A team of writers and I are creating a new book that is due out in 2020 for the 100th anniversary of Arthur Flake’s ascension to the position of Sunday School Director at the Sunday School Board (now LifeWay) of the Southern Baptist Convention. My wife Tammy and I took a photo trip to Mississippi and were able to capture photos from the church he served, plus she located his grave and the address of one of his three daughters with whom he lived in retirement, passing away in her home in the early 1950s in Memphis, TN. Those photos tell a lot about the man, Arthur Flake. You can see the photo of his gravestone to the right. Here are a few things I learned about him on this trip, and something I learned about him based on his burial plot.

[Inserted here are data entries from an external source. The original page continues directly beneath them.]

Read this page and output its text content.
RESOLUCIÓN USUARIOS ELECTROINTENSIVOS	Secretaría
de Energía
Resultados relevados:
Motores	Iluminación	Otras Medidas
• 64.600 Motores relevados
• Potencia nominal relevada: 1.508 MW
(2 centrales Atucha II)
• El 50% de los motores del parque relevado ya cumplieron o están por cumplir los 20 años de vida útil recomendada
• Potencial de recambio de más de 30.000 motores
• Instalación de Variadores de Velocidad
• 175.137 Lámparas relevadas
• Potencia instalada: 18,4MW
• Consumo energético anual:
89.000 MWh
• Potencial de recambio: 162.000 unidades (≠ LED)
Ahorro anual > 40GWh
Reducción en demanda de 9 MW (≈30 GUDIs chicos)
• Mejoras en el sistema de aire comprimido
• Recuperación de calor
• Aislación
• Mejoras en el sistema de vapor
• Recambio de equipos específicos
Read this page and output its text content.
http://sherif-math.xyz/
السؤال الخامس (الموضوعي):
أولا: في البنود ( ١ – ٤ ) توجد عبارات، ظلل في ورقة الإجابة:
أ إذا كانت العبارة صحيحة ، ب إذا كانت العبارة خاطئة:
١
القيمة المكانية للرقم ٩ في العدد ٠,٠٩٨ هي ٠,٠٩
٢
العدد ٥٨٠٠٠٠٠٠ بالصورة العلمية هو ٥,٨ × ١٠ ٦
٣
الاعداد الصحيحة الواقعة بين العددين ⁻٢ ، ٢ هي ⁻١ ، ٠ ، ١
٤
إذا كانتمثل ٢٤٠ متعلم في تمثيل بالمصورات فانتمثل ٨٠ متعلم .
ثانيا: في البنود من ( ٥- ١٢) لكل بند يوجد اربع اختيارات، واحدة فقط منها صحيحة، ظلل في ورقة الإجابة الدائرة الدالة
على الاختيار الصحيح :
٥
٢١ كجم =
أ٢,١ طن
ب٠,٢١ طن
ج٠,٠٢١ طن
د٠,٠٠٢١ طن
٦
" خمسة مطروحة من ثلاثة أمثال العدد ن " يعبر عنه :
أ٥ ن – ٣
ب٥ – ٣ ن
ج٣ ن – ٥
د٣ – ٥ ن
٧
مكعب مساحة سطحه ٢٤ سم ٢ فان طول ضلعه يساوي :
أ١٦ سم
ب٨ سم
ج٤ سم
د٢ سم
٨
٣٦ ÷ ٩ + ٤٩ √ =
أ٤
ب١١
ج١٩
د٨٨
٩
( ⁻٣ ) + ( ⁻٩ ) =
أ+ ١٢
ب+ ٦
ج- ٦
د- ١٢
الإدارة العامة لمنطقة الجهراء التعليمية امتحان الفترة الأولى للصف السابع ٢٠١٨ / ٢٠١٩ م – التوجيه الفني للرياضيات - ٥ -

  1. He didn’t brag on himself. His grave marker is quite unremarkable. Name. Birth year. Year of death. That’s all that is on this great man’s grave marker. No fanfare. No great remembrances of his important work to grow churches. Nothing said about his massive accomplishments for Sunday School. No mention of his 5-step formula for growing Sunday Schools. All that marks his grave (and we almost didn’t find it because it is so unremarkable) is this flat marker with the most basic of information about the man. He was humble, simple, and I am sure died confident that he would hear, “Well done, good and faithful servant.” But his grave marker doesn’t toot his horn, nor does it alert you to the great man you’re standing so close to when you see that weather-worn marker.

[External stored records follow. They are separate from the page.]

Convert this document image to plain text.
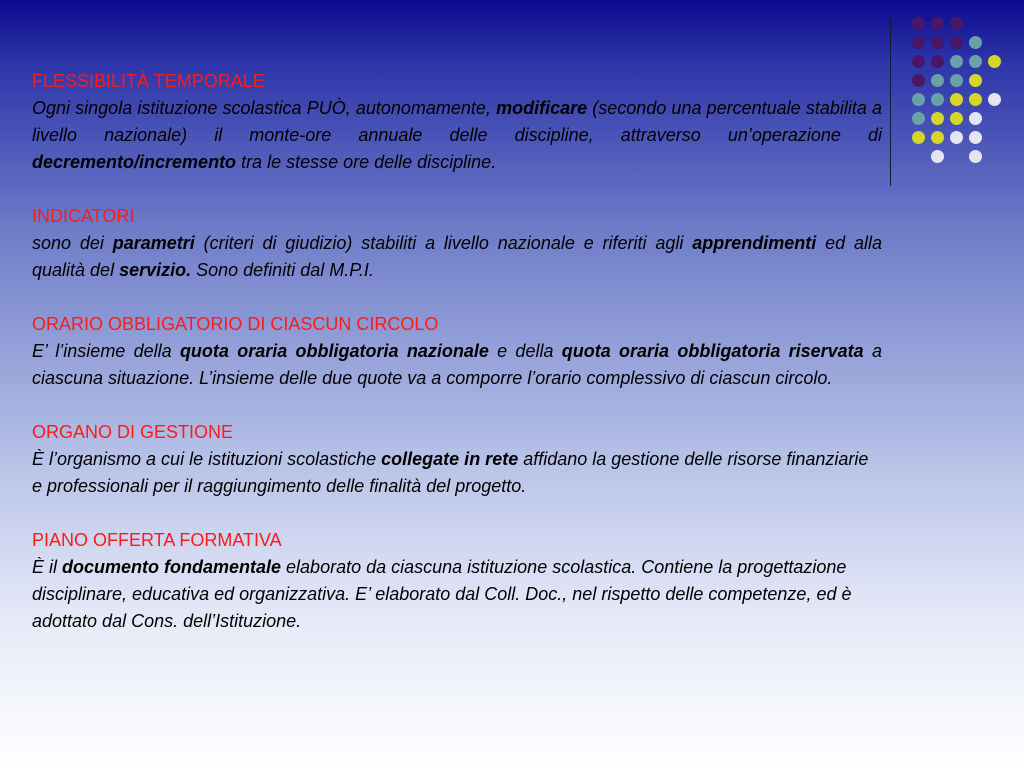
FLESSIBILITÀ TEMPORALE
Ogni singola istituzione scolastica PUÒ, autonomamente, modificare (secondo una percentuale stabilita a livello nazionale) il monte-ore annuale delle discipline, attraverso un’operazione di decremento/incremento tra le stesse ore delle discipline.
INDICATORI
sono dei parametri (criteri di giudizio) stabiliti a livello nazionale e riferiti agli apprendimenti ed alla qualità del servizio. Sono definiti dal M.P.I.
ORARIO OBBLIGATORIO DI CIASCUN CIRCOLO
E’ l’insieme della quota oraria obbligatoria nazionale e della quota oraria obbligatoria riservata a ciascuna situazione. L’insieme delle due quote va a comporre l’orario complessivo di ciascun circolo.
ORGANO DI GESTIONE
È l’organismo a cui le istituzioni scolastiche collegate in rete affidano la gestione delle risorse finanziarie e professionali per il raggiungimento delle finalità del progetto.
PIANO OFFERTA FORMATIVA
È il documento fondamentale elaborato da ciascuna istituzione scolastica. Contiene la progettazione disciplinare, educativa ed organizzativa. E’ elaborato dal Coll. Doc., nel rispetto delle competenze, ed è adottato dal Cons. dell’Istituzione.
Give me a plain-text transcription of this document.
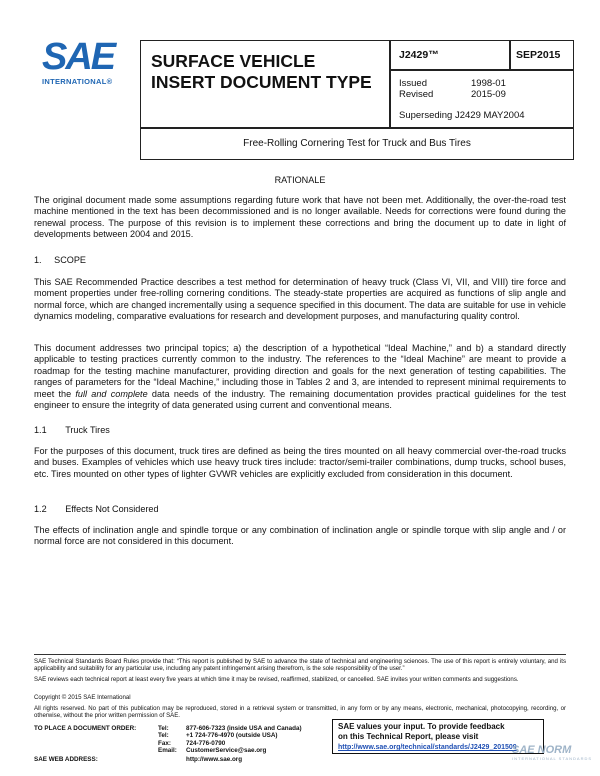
SAE
INTERNATIONAL®
SURFACE VEHICLE
INSERT DOCUMENT TYPE
J2429™	SEP2015
Issued	1998-01
Revised	2015-09
Superseding J2429 MAY2004
Free-Rolling Cornering Test for Truck and Bus Tires
RATIONALE
The original document made some assumptions regarding future work that have not been met. Additionally, the over-the-road test machine mentioned in the text has been decommissioned and is no longer available. Needs for corrections were found during the renewal process. The purpose of this revision is to implement these corrections and bring the document up to date in light of developments between 2004 and 2015.
1. SCOPE
This SAE Recommended Practice describes a test method for determination of heavy truck (Class VI, VII, and VIII) tire force and moment properties under free-rolling cornering conditions. The steady-state properties are acquired as functions of slip angle and normal force, which are changed incrementally using a sequence specified in this document. The data are suitable for use in vehicle dynamics modeling, comparative evaluations for research and development purposes, and manufacturing quality control.
This document addresses two principal topics; a) the description of a hypothetical “Ideal Machine,” and b) a standard directly applicable to testing practices currently common to the industry. The references to the “Ideal Machine” are meant to provide a roadmap for the testing machine manufacturer, providing direction and goals for the next generation of testing capabilities. The ranges of parameters for the “Ideal Machine,” including those in Tables 2 and 3, are intended to represent minimal requirements to meet the full and complete data needs of the industry. The remaining documentation provides practical guidelines for the test engineer to ensure the integrity of data generated using current and conventional means.
1.1 Truck Tires
For the purposes of this document, truck tires are defined as being the tires mounted on all heavy commercial over-the-road trucks and buses. Examples of vehicles which use heavy truck tires include: tractor/semi-trailer combinations, dump trucks, school buses, etc. Tires mounted on other types of lighter GVWR vehicles are explicitly excluded from consideration in this document.
1.2 Effects Not Considered
The effects of inclination angle and spindle torque or any combination of inclination angle or spindle torque with slip angle and / or normal force are not considered in this document.
SAE Technical Standards Board Rules provide that: “This report is published by SAE to advance the state of technical and engineering sciences. The use of this report is entirely voluntary, and its applicability and suitability for any particular use, including any patent infringement arising therefrom, is the sole responsibility of the user.”
SAE reviews each technical report at least every five years at which time it may be revised, reaffirmed, stabilized, or cancelled. SAE invites your written comments and suggestions.
Copyright © 2015 SAE International
All rights reserved. No part of this publication may be reproduced, stored in a retrieval system or transmitted, in any form or by any means, electronic, mechanical, photocopying, recording, or otherwise, without the prior written permission of SAE.
TO PLACE A DOCUMENT ORDER:	Tel:	877-606-7323 (inside USA and Canada)
Tel:	+1 724-776-4970 (outside USA)
Fax:	724-776-0790
Email:	CustomerService@sae.org
SAE WEB ADDRESS:	http://www.sae.org
SAE values your input. To provide feedback
on this Technical Report, please visit
http://www.sae.org/technical/standards/J2429_201509
SAE NORM
INTERNATIONAL STANDARDS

  2. He sacrificed for his Lord. When I visited the town in which the church that he served is located, a 90 year-old deacon served as my guide and took my wife and I around town to show us what I thought was going to be the one store that Flake owned (I had always read that he owned a clothing store in Winona, MS., and that he stocked it with some fine clothes from New York). What I didn’t know is that he had several other businesses! This man was a hard-working entrepreneur who owned not only a clothing store, but also a market and a carriage repair and construction business. He gave it all up and sold out in order to take a position at the Sunday School Board as a field worker, meaning he spent his time traveling and training and consulting with churches about their ministries and how to reach more people by growing them. Unlike the Rich Young Ruler in the parable Jesus told, Flake let go of his earthly wealth in order to follow Jesus’ plan and purpose for his life. He sacrificed so that the Kingdom could advance.

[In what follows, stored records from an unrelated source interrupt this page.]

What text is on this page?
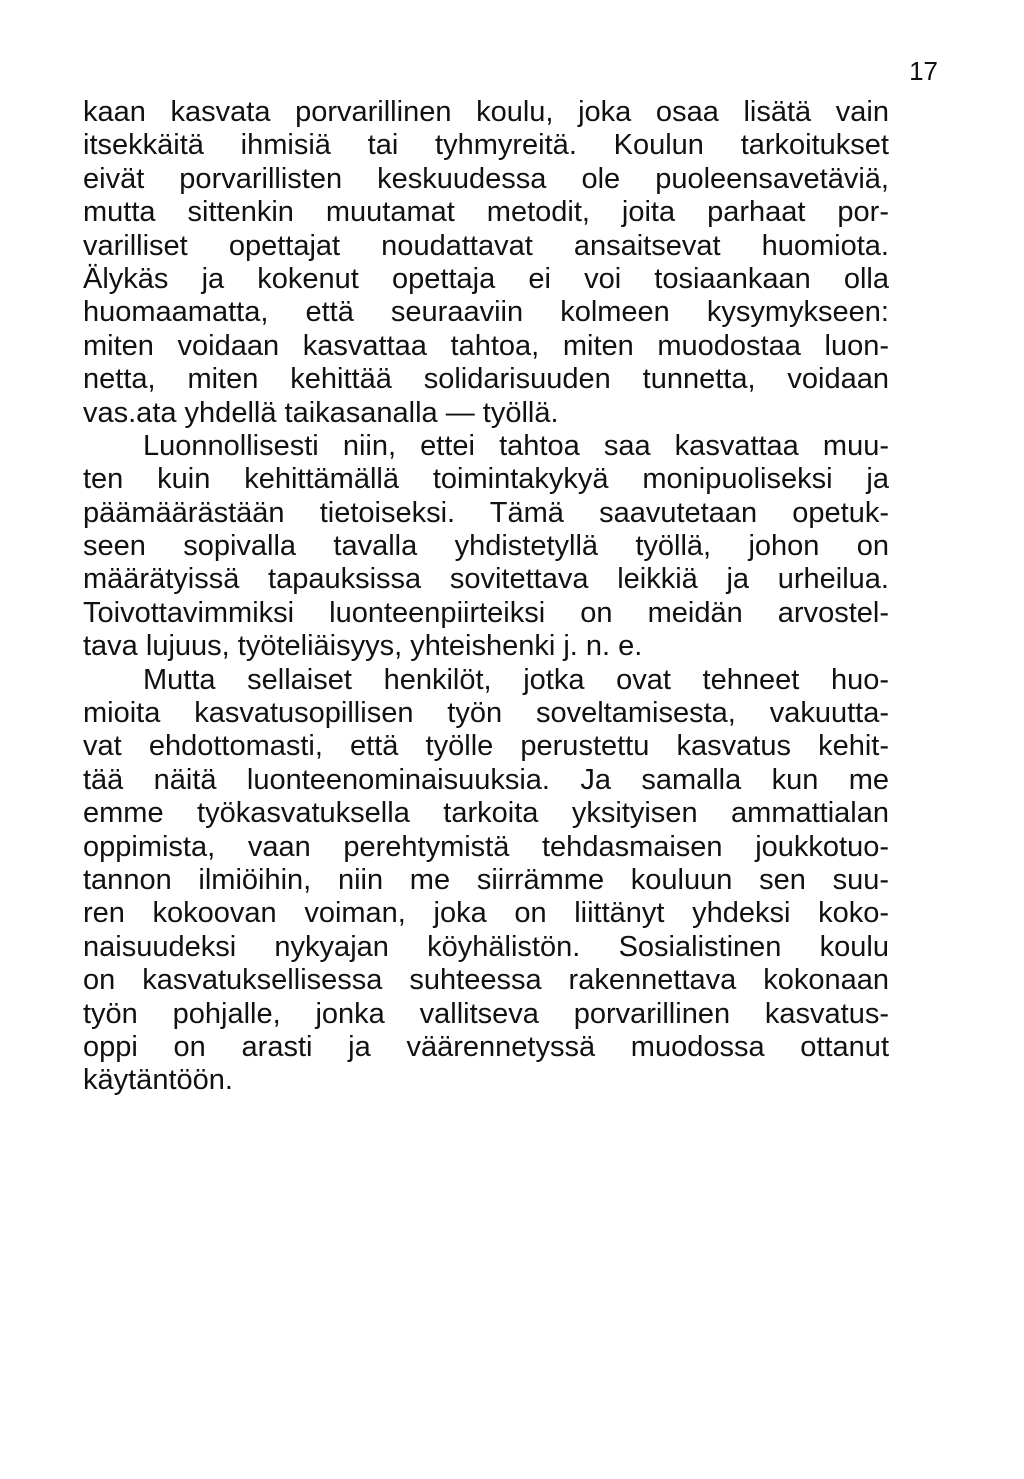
17
kaan kasvata porvarillinen koulu, joka osaa lisätä vain
itsekkäitä ihmisiä tai tyhmyreitä. Koulun tarkoitukset
eivät porvarillisten keskuudessa ole puoleensavetäviä,
mutta sittenkin muutamat metodit, joita parhaat por-
varilliset opettajat noudattavat ansaitsevat huomiota.
Älykäs ja kokenut opettaja ei voi tosiaankaan olla
huomaamatta, että seuraaviin kolmeen kysymykseen:
miten voidaan kasvattaa tahtoa, miten muodostaa luon-
netta, miten kehittää solidarisuuden tunnetta, voidaan
vas.ata yhdellä taikasanalla — työllä.
Luonnollisesti niin, ettei tahtoa saa kasvattaa muu-
ten kuin kehittämällä toimintakykyä monipuoliseksi ja
päämäärästään tietoiseksi. Tämä saavutetaan opetuk-
seen sopivalla tavalla yhdistetyllä työllä, johon on
määrätyissä tapauksissa sovitettava leikkiä ja urheilua.
Toivottavimmiksi luonteenpiirteiksi on meidän arvostel-
tava lujuus, työteliäisyys, yhteishenki j. n. e.
Mutta sellaiset henkilöt, jotka ovat tehneet huo-
mioita kasvatusopillisen työn soveltamisesta, vakuutta-
vat ehdottomasti, että työlle perustettu kasvatus kehit-
tää näitä luonteenominaisuuksia. Ja samalla kun me
emme työkasvatuksella tarkoita yksityisen ammattialan
oppimista, vaan perehtymistä tehdasmaisen joukkotuo-
tannon ilmiöihin, niin me siirrämme kouluun sen suu-
ren kokoovan voiman, joka on liittänyt yhdeksi koko-
naisuudeksi nykyajan köyhälistön. Sosialistinen koulu
on kasvatuksellisessa suhteessa rakennettava kokonaan
työn pohjalle, jonka vallitseva porvarillinen kasvatus-
oppi on arasti ja väärennetyssä muodossa ottanut
käytäntöön.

  3. He served others. On this photo trip I discovered that Mr. Flake was allowed to invest much time into the work of the Mississippi Baptist Convention. The First Baptist Church of Winona realized that it had someone special in Arthur Flake, and they allowed him to take time off to travel to the state office in Jackson, MS., in order to participate in meetings that led to much planning and implementation of training, rallies, and other things that helped churches throughout Mississippi.

I will be sure to let you know when this new book is released, because I want you to get to know Arthur Flake and the thing he’s most famous for – his 5-step formula for growing the church through its Sunday School ministry.